PostScript: Last year to attend an academic conference, saw a peer to write articles to discuss the expression of a C system in what order to evaluate the value, and summed up some "laws." We learned from the discussion that a "Programmer's proficiency test" had such a problem. This makes me feel very uneasy. This year to teach a teacher class, found that many professional teachers are also not very clear on this basic problem, but also feel that the problem is indeed serious. Therefore, this essay is sorted out for your reference.
Post PostScript: More than 4 years later, many new and old textbooks are still taking pains to discuss the original meaningless problems in C (as noted in this article). People who want to learn and use C don't get caught up in it.
Related Article

Contact Us

The content source of this page is from Internet, which doesn't represent Alibaba Cloud's opinion; products and services mentioned on that page don't have any relationship with Alibaba Cloud. If the content of the page makes you feel confusing, please write us an email, we will handle the problem within 5 days after receiving your email.

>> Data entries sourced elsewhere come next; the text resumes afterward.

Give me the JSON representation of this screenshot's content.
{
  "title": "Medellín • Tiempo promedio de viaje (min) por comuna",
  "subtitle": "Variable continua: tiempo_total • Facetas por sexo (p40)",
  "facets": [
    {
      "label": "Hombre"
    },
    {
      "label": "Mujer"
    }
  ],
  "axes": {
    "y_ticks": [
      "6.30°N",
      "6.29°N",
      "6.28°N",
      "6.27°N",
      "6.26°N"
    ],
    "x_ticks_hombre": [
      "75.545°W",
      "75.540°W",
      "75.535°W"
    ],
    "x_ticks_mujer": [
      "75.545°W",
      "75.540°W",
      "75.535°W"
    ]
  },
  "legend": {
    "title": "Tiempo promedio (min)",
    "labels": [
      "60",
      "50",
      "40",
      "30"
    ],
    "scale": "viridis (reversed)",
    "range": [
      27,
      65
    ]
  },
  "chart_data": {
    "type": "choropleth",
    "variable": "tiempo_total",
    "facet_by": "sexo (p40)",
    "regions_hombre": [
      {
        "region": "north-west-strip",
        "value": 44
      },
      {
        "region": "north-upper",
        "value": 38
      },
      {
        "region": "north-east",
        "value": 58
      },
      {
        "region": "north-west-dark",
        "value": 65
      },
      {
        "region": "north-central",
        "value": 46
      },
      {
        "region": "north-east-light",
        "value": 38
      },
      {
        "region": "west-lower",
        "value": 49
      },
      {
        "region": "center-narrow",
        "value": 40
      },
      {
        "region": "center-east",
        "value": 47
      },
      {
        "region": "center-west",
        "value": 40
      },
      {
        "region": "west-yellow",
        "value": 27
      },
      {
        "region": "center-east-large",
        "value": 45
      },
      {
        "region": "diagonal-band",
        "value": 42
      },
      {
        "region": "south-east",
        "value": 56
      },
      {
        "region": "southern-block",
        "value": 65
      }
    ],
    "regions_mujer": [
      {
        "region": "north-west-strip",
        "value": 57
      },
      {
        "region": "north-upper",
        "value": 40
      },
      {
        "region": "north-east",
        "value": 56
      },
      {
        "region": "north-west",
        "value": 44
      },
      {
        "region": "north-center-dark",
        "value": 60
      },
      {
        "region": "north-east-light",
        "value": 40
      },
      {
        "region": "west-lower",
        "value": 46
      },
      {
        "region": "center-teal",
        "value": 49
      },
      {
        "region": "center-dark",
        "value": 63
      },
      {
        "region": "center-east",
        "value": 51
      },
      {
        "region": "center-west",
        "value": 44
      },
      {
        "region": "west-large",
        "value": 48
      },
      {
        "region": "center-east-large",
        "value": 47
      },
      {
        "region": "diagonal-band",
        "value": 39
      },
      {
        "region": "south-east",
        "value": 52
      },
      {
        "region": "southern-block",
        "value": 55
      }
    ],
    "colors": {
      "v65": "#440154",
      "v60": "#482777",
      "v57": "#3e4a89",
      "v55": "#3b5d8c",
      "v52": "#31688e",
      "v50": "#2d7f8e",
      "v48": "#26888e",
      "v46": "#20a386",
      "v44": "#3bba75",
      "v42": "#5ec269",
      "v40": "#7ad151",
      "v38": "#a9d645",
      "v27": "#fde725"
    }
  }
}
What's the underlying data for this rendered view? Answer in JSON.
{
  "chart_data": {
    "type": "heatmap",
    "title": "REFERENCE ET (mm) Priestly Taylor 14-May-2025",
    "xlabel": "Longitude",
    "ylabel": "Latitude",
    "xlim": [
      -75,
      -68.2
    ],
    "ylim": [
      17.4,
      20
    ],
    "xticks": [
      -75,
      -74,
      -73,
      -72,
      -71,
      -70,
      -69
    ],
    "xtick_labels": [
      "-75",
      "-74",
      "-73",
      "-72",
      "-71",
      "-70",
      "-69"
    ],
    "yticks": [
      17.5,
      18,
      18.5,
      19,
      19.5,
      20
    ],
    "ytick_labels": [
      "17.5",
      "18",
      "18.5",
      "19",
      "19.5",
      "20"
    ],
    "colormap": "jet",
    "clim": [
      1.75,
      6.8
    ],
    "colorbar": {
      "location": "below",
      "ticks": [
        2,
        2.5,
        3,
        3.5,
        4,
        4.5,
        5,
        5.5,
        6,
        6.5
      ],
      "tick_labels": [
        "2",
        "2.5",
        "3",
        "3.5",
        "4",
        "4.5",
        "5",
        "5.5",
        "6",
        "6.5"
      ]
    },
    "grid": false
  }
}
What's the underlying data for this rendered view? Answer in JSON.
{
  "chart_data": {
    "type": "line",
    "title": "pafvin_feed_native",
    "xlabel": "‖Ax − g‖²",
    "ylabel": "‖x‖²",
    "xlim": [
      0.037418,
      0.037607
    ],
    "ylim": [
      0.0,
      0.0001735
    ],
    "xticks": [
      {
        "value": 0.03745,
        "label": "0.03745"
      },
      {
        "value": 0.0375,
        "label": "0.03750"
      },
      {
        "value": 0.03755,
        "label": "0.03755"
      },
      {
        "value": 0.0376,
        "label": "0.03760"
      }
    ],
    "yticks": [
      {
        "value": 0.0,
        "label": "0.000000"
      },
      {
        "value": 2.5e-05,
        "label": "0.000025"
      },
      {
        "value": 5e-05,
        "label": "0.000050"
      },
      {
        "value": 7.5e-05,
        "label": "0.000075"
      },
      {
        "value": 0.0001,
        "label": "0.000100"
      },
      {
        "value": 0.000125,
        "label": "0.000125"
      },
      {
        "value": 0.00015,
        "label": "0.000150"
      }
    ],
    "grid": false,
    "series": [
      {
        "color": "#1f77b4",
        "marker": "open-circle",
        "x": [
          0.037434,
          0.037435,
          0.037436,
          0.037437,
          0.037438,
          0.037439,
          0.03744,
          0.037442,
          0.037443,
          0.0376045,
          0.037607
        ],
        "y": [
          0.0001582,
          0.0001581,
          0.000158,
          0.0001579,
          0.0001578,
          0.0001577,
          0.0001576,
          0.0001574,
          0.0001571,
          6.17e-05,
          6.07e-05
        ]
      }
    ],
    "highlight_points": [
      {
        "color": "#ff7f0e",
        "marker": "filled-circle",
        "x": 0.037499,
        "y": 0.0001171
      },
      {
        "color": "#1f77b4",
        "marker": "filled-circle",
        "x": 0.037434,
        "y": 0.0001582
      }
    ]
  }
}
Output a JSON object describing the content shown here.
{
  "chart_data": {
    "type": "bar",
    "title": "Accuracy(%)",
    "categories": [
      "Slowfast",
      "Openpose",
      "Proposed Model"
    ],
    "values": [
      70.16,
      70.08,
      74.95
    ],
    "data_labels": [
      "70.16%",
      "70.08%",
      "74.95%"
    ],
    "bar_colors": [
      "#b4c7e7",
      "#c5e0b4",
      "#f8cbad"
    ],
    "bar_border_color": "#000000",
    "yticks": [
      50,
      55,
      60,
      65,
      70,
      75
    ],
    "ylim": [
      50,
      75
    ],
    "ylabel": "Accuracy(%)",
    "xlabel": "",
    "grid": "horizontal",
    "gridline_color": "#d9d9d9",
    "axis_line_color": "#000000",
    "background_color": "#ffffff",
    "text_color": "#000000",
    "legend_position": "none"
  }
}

If you find any instances of plagiarism from the community, please send an email to: info-contact@alibabacloud.com and provide relevant evidence. A staff member will contact you within 5 working days.

A Free Trial That Lets You Build Big!

Start building with 50+ products and up to 12 months usage for Elastic Compute Service

  • Sales Support

    1 on 1 presale consultation

  • After-Sales Support

    24/7 Technical Support 6 Free Tickets per Quarter Faster Response

  • Alibaba Cloud offers highly flexible support services tailored to meet your exact needs.